Pan-introgression maps for all the introgressed clades (Alpechin, Brazilian bioethanol, Mexican agave and French Guyana) and LOH maps of the living ancestor are provided in separate subfolders.

Variant calling and SNVs analysis

This folder contains all files and scripts needed to reproduce the analyses performed in the corresponding paragraph of the paper, as well as final tables resulting from this analysis, indicating the alleles present at each de novo mutation site for all the Alpechin strains and the 25 living ancestor's gametes.

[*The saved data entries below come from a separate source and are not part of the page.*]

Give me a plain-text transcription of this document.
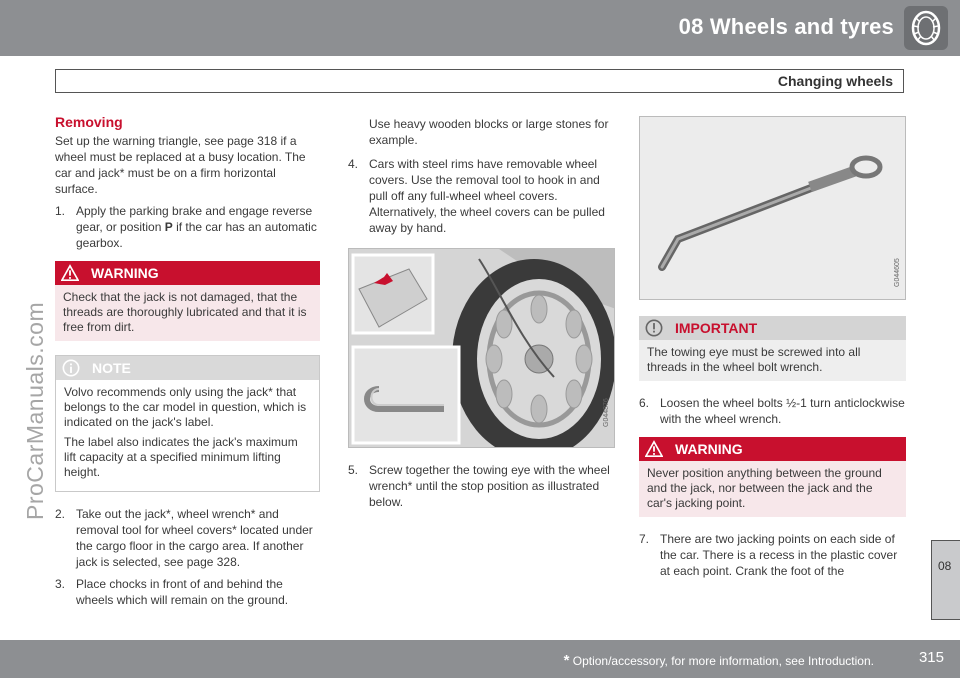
08 Wheels and tyres
Changing wheels
ProCarManuals.com
Removing

Set up the warning triangle, see page 318 if a wheel must be replaced at a busy location. The car and jack* must be on a firm horizontal surface.

1. Apply the parking brake and engage reverse gear, or position P if the car has an automatic gearbox.
WARNING
Check that the jack is not damaged, that the threads are thoroughly lubricated and that it is free from dirt.
NOTE

Volvo recommends only using the jack* that belongs to the car model in question, which is indicated on the jack's label.

The label also indicates the jack's maximum lift capacity at a specified minimum lifting height.

2. Take out the jack*, wheel wrench* and removal tool for wheel covers* located under the cargo floor in the cargo area. If another jack is selected, see page 328.
3. Place chocks in front of and behind the wheels which will remain on the ground.
Use heavy wooden blocks or large stones for example.
4. Cars with steel rims have removable wheel covers. Use the removal tool to hook in and pull off any full-wheel wheel covers. Alternatively, the wheel covers can be pulled away by hand.
G044876
5. Screw together the towing eye with the wheel wrench* until the stop position as illustrated below.
G044605
IMPORTANT
The towing eye must be screwed into all threads in the wheel bolt wrench.
6. Loosen the wheel bolts ½-1 turn anticlockwise with the wheel wrench.
WARNING
Never position anything between the ground and the jack, nor between the jack and the car's jacking point.
7. There are two jacking points on each side of the car. There is a recess in the plastic cover at each point. Crank the foot of the	08
* Option/accessory, for more information, see Introduction.	315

Files and scripts needed to reproduce the analyses are contained in the subfolders "Base files" and "Source code", respectively. "Base files" contains the reference genome used in this paragraph of the manuscript (a concatenation of the reference genomes DBVPG6765 and CBS432), as well as a list of heterozygous de novo mutations present in the living ancestor's S. paradoxus and S. cerevisiae LOH blocks. To reproduce the analyses performed in the paper, download the reads associated to the sample SAMN13540515 from the SRA, NCBI archive. These reads correspond to the living ancestor.

Usage

To launch the analysis, type on the command line:

$ sh annotatevariants.sh

Since the analysis might take long to perform, it is recommended to use the options "nohup" to ensure that the process keeps running if the connection with the server is lost, and "&" to launch the process in background. The pipeline will produce many intermediate files, including bam files, vcf files and coverage files. The final output files have the suffix ".variants" and contain the list of alleles present in the sample for a list of sites containing de novo mutations in the living ancestor's S. paradoxus (spar.genotype.variants) or S. cerevisiae (scer.genotype.variants) LOH regions. The files contain the chromosome, position and allele in a tab-separated format. When "REF" is present in the allele field the sample contains the same allele present in the reference genome at that site. When [ATCG] is present in the allele field the sample contains a de novo allele not present in the reference genome at that site, but present in the living ancestor's genome. When NA is present in the allele field the sample does not present an introgression in that region and therefore that site is not consider for further analyses. Notice that in this example we are analysing the living ancestor's genome, which contains S. paradoxus and S. cerevisiae LOH in all the sites considered. Therefore no NAs should be present in the output files.

Estimation of the living ancestor's base substitution rate and phenotypic impact

This folder contains vcf files with de novo mutations occurred during the return-to-growth (RTG) and mutation accumulation lines (MAL) experiments.

Molecular dating of genome instability and Alpechin emergence

The list of synonymous sites used for the estimation based on the strict molecular clock model is provided, along with the fasta sequences used for the estimation based on the random, local molecular clock model.

GO term analysis and annotation of LOH and introgressed genes

We provide a complete list of introgressed genes present in the Alpechin, Brazilian bioethanol, Mexican agave and French Guyana clades.